I am fairly uneducated when it comes to knowledge of cultures, histories and geography of the Orient. I have some vague memories of information from lessons in junior high or high school. Apart from that I'm sad to say that most of what I "know" comes from movies. Still, I'm a fan of the adventure genre and I'm definitely intrigued by areas like Cambodia, Indonesia, Vietnam, Thailand, China and others. So my interest was piqued by The Map of Lost Memories.
The author, Kim Fay, is very knowledgable about Oriental culture. She's written a number of travel and food guides centered in Vietnam, Cambodia, Laos, Thailand and Nepal. She lived in Vietnam for many years and travels there frequently. So while I can't speak personally to whether her portrayal of the cities, places and cultures are accurate, I can look to her as being far more knowledgable than I am. And based on the degree of detail she brings to every scene in the book, I am fairly certain she is painting an expertly accurate depiction of the region.
The story takes place in the 1920s. There are a few flashback scenes in Seattle but most of the story takes place in Shanghai, Cambodia and the regions between the two. The book follows the adventures of Irene Blum. Until recently, Irene has worked at the Brooke Museum spending countless hours finding, obtaining and cataloging priceless artifacts. While the Museum board recognizes her skill and acknowledges that without her they would not have as many wonderful exhibits, they also live by early 20th century ideals. Irene is passed over for the curator position at the museum either partly or wholly based on her gender.
Thanks to a long time wealthy family friend with an equal interest in antiquities, Irene sets out on a treasure hunt deep in the Orient to try and find the lost history of the ancient Khmer civilization. She hopes to use the prize to found her own legitimate reputation and bring herself into the public eye. Naturally things don't go exactly as planned. Many adventures and dangers present themselves and Irene is forced to reevaluate her position many times.
As exciting as the overall premise sounds, this isn't a literary equivalent of something like Tomb Raider or Indiana Jones. I went into the novel expecting nail biting adventure. While there are a number of action scenes, they aren't the breathtaking, edge of your seat kind of thrill rides you might expect from Lara Croft or Indiana Jones.

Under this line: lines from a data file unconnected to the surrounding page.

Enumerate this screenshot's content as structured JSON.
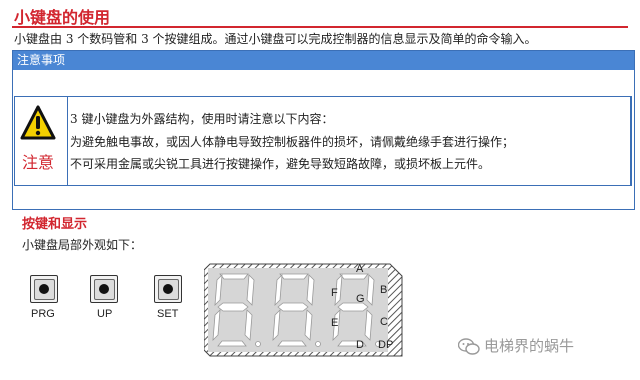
{
  "title": "小键盘的使用",
  "intro": "小键盘由 3 个数码管和 3 个按键组成。通过小键盘可以完成控制器的信息显示及简单的命令输入。",
  "notice": {
    "header": "注意事项",
    "label": "注意",
    "lines": [
      "3 键小键盘为外露结构，使用时请注意以下内容：",
      "为避免触电事故，或因人体静电导致控制板器件的损坏，请佩戴绝缘手套进行操作；",
      "不可采用金属或尖锐工具进行按键操作，避免导致短路故障，或损坏板上元件。"
    ]
  },
  "section": {
    "title": "按键和显示",
    "text": "小键盘局部外观如下："
  },
  "keys": [
    {
      "label": "PRG"
    },
    {
      "label": "UP"
    },
    {
      "label": "SET"
    }
  ],
  "segments": [
    "A",
    "B",
    "C",
    "D",
    "E",
    "F",
    "G",
    "DP"
  ],
  "watermark": "电梯界的蜗牛",
  "colors": {
    "accent": "#d2262f",
    "header": "#4a86d4",
    "border": "#3b6fb6"
  }
}
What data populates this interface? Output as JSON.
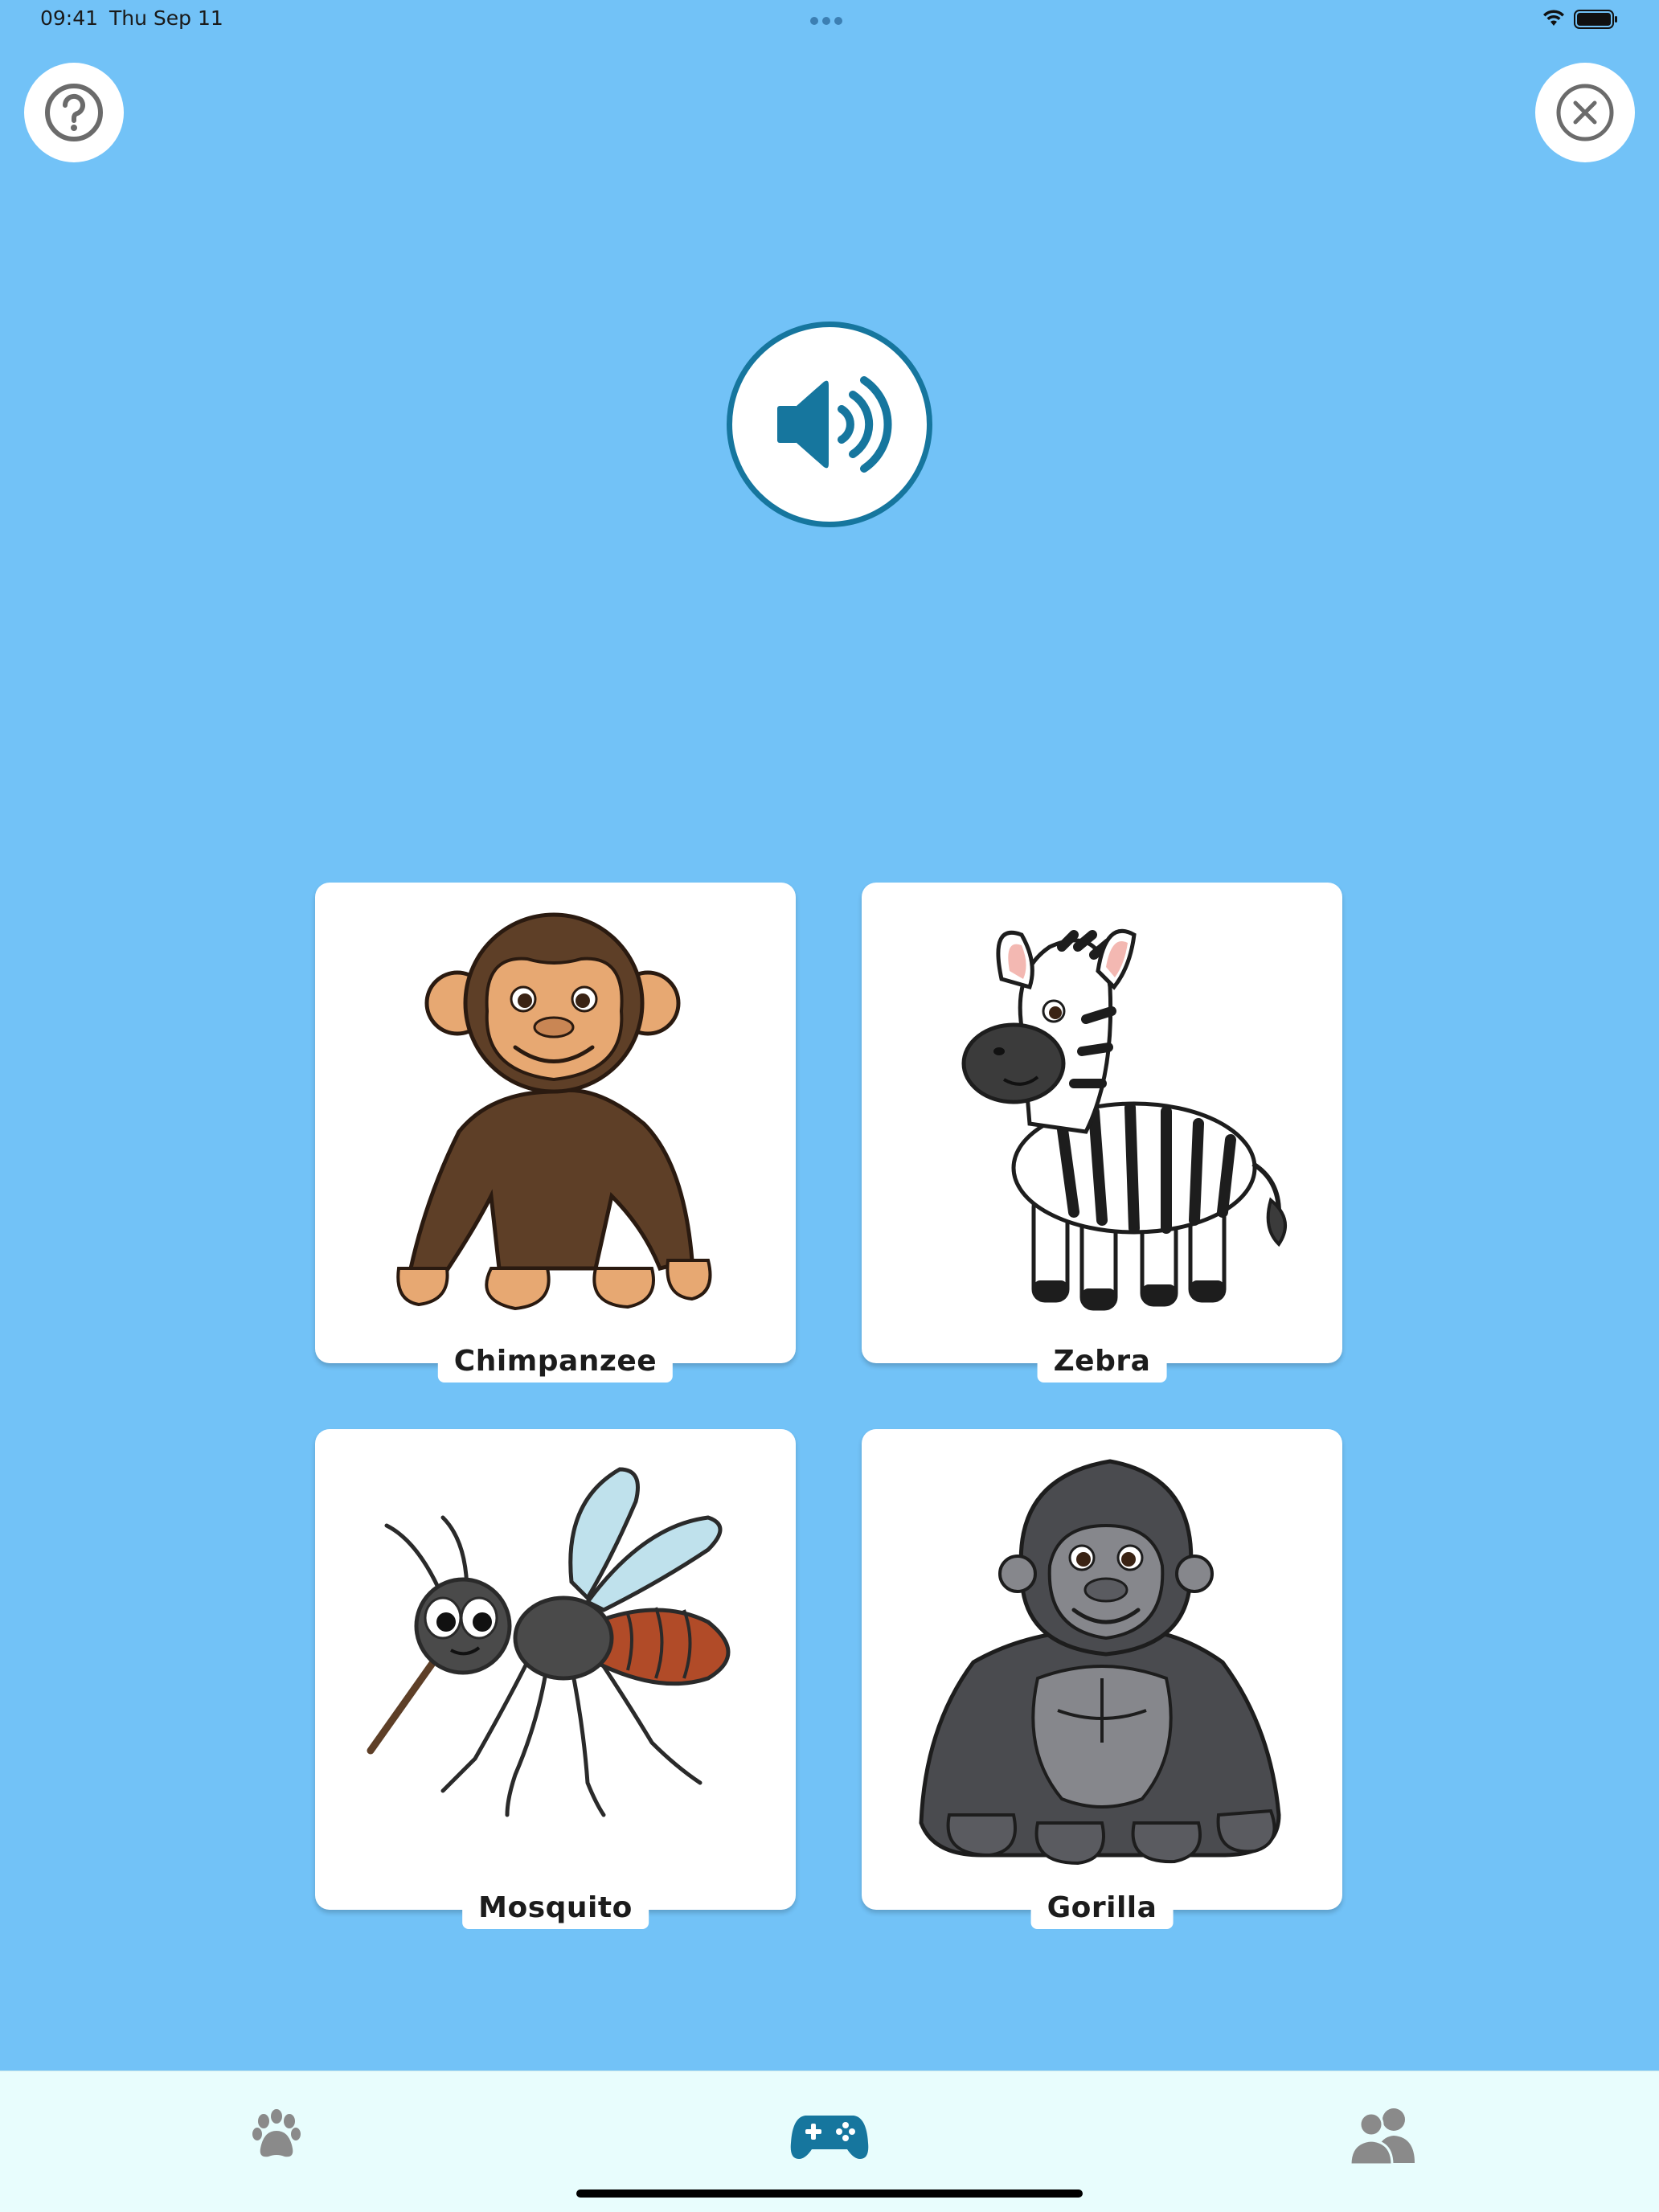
{
  "status_bar": {
    "time": "09:41",
    "date": "Thu Sep 11",
    "wifi_icon": "wifi-icon",
    "battery_icon": "battery-full-icon"
  },
  "top_controls": {
    "help_icon": "question-circle-icon",
    "close_icon": "close-circle-icon"
  },
  "speaker": {
    "icon": "speaker-volume-icon",
    "accent_color": "#16769E"
  },
  "cards": [
    {
      "label": "Chimpanzee",
      "icon": "chimpanzee-illustration"
    },
    {
      "label": "Zebra",
      "icon": "zebra-illustration"
    },
    {
      "label": "Mosquito",
      "icon": "mosquito-illustration"
    },
    {
      "label": "Gorilla",
      "icon": "gorilla-illustration"
    }
  ],
  "tab_bar": {
    "tabs": [
      {
        "icon": "paw-icon",
        "active": false
      },
      {
        "icon": "gamepad-icon",
        "active": true
      },
      {
        "icon": "users-icon",
        "active": false
      }
    ],
    "active_color": "#16769E",
    "inactive_color": "#8A8A8A"
  },
  "colors": {
    "background": "#72C2F7",
    "tab_bar_background": "#E8FDFD"
  }
}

More than being about the adventure, I felt that this novel is about people, relationships and culture. This book is a realistic and methodical story outlining the difficulties in traveling halfway around the world to try and uncover a long-hidden secret while trying to stay beneath the radar and red tape of governments, museums and other treasure hunters.
In Shanghai and Cambodia, Irene enlists the help of a variety of experts. Each of these experts bring their own professional and personal baggage to the expedition. They each have their own motive for tracking down the Khmer history. They each have personal bias for and against other members of the party. There is plenty of psychological, verbal and sometimes physical infighting between the members of the team.
In addition to the core team members, there is also another treasure hunter looking for the Khmer history, leaders of a Communist revolution trying to hinder one member of the team, local government officials intent on keeping their position secure and local indigenous people suspicious of all outsiders and trying to remain safe.
There were a few scenes where I felt like the motivations, interactions and behaviors of the characters were a little unrealistic or strained (especially as the crew finally approaches the Khmer temple in the last ~third of the book…the interactions between Simone and Irene felt a little forced). I also felt like the romance was quite rushed all things considered and I wondered if it was added just because "there has to be a romance." But apart from that the characters generally felt real and I enjoyed the way they interacted with one another and with the other aspects of the plot.
While I didn't find the sort of adrenaline induced page turning excitement that I expected, I did find myself drawn into the strange (to me) world of the Orient. I was enthralled by the vivid and intricate culture being meticulously presented to me. The plot was interesting and compelling to read. It had just enough adventure and puzzle-treasure-hunting elements to offset the long stretches of psychological or cultural exploration. Towards the end of the book there are a few elements that seem to exist partly as motivation for a possible sequel. I found this both fun and a little cheesy.
f you go into this book looking for a Lara Croft or Indiana Jones style adventure, you'll likely be disappointed. If you are interested in the history, research and discovery of "lost cultures", you'll find a wealth of well crafted and very detailed information presented in a compelling way. The author is quite knowledgable about her subject matter and that knowledge comes through credibly and convincingly. She left me wanting to know more about the Khmer and other aspects of Cambodian culture.